Encrypting a Large File of irregular size using AES algorithm - c

Currently in my project, i am required to encrypt a large file of variable size (around 1 to 1.5 GB)
I am using the aes algorithm from the openssl project. But i am not using the entire library, but just a few functions which generate keys from "passwords" and use those keys to encrypt a fixed block of 128 bytes
In short,
void aes_encrypt(char* in, char* out , AES_KEY ekey);
void aes_decrypt(char* in, char* out , AES_KEY dkey);
The main problem now is that these functions work with a block size of 128 bytes only.
So i must write a wrapper function which takes my file and divides it into chunks of 128 bytes, and feed it to these encryption/decryption routines.
So my question is,
In my wrapper, how do i handle the case where the file size is not an
integer multiple of 128
Do i need to pad the encrypted file with 0's to make a multiple of
If this is the case, how do i recognize the amount zero padding i have done, as i understand that just removing the last bits of 0
from a file, may result in the file losing integrity especially if
the file happens to contain a 0 at the end.
Is it a better approach to prepend a header to the encrypted file,
containing the size information of the file and possibly its
checksum.
Thanks.
ps: I am new to encryption(especially AES)
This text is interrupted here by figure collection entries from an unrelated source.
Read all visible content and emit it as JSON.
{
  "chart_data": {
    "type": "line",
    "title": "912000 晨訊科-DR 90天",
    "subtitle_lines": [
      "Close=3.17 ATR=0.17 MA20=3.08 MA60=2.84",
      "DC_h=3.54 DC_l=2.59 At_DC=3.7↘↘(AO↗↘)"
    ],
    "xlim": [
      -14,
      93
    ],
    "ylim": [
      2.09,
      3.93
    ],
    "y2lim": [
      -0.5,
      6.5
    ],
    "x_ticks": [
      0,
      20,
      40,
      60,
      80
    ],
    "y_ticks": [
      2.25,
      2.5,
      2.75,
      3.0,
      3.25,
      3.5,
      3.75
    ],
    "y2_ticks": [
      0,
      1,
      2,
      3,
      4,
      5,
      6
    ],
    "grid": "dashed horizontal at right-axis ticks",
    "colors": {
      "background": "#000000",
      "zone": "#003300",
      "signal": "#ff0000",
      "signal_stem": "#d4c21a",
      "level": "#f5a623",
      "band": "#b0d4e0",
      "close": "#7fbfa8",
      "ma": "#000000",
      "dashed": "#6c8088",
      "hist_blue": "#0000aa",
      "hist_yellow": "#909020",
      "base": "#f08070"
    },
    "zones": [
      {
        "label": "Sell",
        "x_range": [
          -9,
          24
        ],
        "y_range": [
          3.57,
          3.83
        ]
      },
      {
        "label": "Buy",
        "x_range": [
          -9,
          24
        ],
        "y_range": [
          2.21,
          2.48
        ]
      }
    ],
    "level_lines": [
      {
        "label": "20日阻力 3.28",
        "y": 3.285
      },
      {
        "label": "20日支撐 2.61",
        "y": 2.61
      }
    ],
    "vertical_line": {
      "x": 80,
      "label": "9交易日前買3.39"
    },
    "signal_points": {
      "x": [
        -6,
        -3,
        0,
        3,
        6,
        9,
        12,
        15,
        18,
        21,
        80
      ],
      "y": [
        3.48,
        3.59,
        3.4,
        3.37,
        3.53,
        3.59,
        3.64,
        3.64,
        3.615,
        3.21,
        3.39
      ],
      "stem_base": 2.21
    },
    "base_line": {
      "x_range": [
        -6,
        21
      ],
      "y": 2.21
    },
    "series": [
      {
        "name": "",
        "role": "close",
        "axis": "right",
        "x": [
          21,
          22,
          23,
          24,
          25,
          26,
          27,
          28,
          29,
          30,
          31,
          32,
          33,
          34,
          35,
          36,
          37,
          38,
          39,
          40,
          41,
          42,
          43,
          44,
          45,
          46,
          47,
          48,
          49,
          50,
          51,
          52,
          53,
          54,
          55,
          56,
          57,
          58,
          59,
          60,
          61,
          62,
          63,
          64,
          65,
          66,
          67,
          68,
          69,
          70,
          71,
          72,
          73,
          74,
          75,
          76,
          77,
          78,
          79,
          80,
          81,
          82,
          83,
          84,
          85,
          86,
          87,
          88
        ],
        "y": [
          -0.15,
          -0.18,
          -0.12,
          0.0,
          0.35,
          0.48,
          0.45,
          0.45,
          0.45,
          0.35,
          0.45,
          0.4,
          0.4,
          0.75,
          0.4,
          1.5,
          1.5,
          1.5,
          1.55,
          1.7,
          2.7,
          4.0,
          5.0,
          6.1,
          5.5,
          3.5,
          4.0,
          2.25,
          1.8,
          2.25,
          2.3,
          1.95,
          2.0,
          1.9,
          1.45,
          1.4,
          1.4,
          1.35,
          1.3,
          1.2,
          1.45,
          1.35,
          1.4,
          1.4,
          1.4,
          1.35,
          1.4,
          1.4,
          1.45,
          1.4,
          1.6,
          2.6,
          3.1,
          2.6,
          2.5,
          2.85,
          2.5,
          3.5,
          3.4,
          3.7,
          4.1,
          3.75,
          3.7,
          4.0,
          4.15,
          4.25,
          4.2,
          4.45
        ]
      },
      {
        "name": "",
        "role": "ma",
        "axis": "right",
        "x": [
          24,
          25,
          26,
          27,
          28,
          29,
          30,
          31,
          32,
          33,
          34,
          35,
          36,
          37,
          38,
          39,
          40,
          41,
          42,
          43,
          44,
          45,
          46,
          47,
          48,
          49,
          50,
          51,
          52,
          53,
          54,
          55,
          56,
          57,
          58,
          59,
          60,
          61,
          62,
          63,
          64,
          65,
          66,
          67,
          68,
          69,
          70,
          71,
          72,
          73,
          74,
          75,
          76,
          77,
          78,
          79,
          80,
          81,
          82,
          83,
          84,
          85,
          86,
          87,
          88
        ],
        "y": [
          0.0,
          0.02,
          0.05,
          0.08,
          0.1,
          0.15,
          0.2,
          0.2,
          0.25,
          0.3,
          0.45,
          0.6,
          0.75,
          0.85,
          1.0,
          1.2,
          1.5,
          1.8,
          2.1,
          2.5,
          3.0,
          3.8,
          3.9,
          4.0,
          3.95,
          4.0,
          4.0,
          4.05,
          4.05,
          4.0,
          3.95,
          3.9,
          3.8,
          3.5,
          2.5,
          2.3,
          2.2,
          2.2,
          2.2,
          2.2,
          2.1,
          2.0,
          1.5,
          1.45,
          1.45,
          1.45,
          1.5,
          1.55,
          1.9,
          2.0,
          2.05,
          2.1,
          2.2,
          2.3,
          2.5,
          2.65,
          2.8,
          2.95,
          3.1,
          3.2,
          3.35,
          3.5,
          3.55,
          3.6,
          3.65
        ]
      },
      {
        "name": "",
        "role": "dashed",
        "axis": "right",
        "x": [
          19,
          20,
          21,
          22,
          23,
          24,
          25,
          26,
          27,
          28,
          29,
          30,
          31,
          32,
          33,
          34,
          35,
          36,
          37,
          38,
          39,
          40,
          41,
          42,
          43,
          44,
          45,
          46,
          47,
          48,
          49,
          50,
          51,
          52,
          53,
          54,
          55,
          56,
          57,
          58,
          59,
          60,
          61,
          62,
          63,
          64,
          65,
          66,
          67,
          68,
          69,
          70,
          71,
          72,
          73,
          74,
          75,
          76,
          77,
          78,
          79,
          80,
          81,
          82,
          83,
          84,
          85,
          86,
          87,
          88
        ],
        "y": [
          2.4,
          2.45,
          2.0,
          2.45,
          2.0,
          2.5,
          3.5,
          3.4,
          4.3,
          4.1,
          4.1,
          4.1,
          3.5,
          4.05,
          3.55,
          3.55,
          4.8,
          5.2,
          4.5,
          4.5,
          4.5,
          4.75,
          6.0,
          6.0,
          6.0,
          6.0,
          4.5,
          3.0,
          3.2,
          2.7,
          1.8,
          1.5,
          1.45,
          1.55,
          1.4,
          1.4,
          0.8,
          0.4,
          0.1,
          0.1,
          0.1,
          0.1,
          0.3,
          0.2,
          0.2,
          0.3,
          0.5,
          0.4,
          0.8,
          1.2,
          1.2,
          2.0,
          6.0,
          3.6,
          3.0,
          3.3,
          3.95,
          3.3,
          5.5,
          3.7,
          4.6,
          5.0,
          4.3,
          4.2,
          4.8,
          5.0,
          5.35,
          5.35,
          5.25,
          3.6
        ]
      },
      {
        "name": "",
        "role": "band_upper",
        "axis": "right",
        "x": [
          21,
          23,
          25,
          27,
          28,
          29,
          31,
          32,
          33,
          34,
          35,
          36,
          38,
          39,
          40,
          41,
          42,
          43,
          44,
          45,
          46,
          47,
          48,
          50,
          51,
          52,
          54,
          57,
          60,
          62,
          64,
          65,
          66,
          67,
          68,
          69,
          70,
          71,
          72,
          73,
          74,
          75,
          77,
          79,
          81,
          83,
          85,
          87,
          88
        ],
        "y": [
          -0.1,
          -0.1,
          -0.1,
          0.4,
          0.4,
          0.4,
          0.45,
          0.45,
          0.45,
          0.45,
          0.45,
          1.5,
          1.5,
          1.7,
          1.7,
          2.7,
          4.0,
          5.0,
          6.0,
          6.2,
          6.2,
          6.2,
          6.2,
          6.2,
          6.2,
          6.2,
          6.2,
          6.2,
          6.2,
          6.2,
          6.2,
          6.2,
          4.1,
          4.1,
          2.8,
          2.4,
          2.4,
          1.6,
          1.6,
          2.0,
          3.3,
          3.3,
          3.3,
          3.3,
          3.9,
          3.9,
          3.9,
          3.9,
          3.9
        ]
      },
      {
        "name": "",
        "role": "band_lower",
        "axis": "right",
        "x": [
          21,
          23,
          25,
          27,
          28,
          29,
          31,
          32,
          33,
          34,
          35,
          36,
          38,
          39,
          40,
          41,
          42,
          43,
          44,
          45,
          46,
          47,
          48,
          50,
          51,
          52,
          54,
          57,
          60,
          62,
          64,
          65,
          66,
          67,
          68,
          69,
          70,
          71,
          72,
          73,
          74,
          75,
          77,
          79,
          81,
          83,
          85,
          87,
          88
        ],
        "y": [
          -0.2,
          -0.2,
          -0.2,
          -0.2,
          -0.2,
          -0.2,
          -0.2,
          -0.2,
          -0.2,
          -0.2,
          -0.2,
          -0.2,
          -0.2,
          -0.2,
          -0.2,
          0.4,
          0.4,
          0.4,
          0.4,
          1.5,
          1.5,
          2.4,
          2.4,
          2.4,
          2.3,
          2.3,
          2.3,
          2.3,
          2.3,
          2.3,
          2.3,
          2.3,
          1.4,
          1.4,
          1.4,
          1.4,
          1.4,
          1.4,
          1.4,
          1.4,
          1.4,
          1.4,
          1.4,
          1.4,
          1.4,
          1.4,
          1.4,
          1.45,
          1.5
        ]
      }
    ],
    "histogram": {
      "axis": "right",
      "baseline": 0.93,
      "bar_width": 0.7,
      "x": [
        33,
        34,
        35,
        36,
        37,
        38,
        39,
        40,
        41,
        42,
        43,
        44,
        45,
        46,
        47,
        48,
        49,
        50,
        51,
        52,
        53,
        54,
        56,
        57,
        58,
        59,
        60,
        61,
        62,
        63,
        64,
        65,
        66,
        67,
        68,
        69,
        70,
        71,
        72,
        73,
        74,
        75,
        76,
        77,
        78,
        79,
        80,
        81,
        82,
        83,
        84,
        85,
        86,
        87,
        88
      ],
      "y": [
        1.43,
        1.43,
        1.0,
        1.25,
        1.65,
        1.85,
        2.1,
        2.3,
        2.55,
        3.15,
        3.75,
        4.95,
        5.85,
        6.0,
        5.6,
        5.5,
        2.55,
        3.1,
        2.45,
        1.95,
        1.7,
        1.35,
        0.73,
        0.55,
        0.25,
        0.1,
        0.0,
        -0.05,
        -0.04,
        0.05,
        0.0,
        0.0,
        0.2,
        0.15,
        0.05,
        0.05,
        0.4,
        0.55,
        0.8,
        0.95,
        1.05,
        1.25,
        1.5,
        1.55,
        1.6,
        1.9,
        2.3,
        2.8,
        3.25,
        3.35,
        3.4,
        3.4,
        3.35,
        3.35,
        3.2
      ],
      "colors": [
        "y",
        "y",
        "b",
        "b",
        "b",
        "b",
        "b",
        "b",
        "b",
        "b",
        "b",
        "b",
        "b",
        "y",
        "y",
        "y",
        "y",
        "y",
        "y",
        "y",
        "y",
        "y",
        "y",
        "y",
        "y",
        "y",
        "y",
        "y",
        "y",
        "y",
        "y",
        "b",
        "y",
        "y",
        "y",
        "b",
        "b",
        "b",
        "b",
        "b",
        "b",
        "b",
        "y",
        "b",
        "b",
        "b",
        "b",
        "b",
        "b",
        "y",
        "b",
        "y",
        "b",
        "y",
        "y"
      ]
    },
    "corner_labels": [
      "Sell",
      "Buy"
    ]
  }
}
The block length is 128 bit or 16 bytes. You can for example use PKCS7 padding (see section 10.3 of RFC 2315) to make the last block 16 bytes long.
It works like this: if one byte needs to be added you add a byte with value (all values shown in hex) 01, if two bytes need to be added you add two bytes with values 02, and so on. In the case that no padding is required you still have to add a block with 16 padding bytes with value 10.
To remove the padding bytes, just look at the last byte of the file, it gives the number of bytes to remove.
Also note that ECB mode (encrypting blocks independently of each other) is probably not the best to use, have a look at CBC mode as well.

Related

How to encrypt variable size of data by using AES (CBC) 128 Algorithm

I want encrypt 4 byte of data, but AES takes 16 byte of data as input and gives 16 bytes as output,
So How to overcome this problem, If some have source code please share
Thanks
To encrypt 4 byte of data we need to add 12 more bytes and make a block of 16 bytes, its take more data length to transfer via wireless, So How to send Encrypted data with Real data length
On encryption, append 12 bytes of random junk.
On decryption, ignore the last 12 bytes.
If length is not fixed, then
[1-bit junk][7-bit bit-length][n-bits of data][128-8-n junk bits to fill to 128]
Cipher block chaining (CBC mode) requires that the plaintext be a mulitple of the block size. If it is not, you'll need to pad it out to a multiple of the block size.
Cipher-feedback mode (CFB mode) exists primarily to avoid this -- as it uses the block cipher as a way of generating key bits to XOR with the the plaintext to encrypt it, it can be used with any bit length and padding is not needed. With CFB mode, however, it is critical to not reuse IVs, as that will directly leak the first block of the plaintext. In CBC mode, reusing IVs is still bad (will leak info about correlated inputs), but arguably not as bad.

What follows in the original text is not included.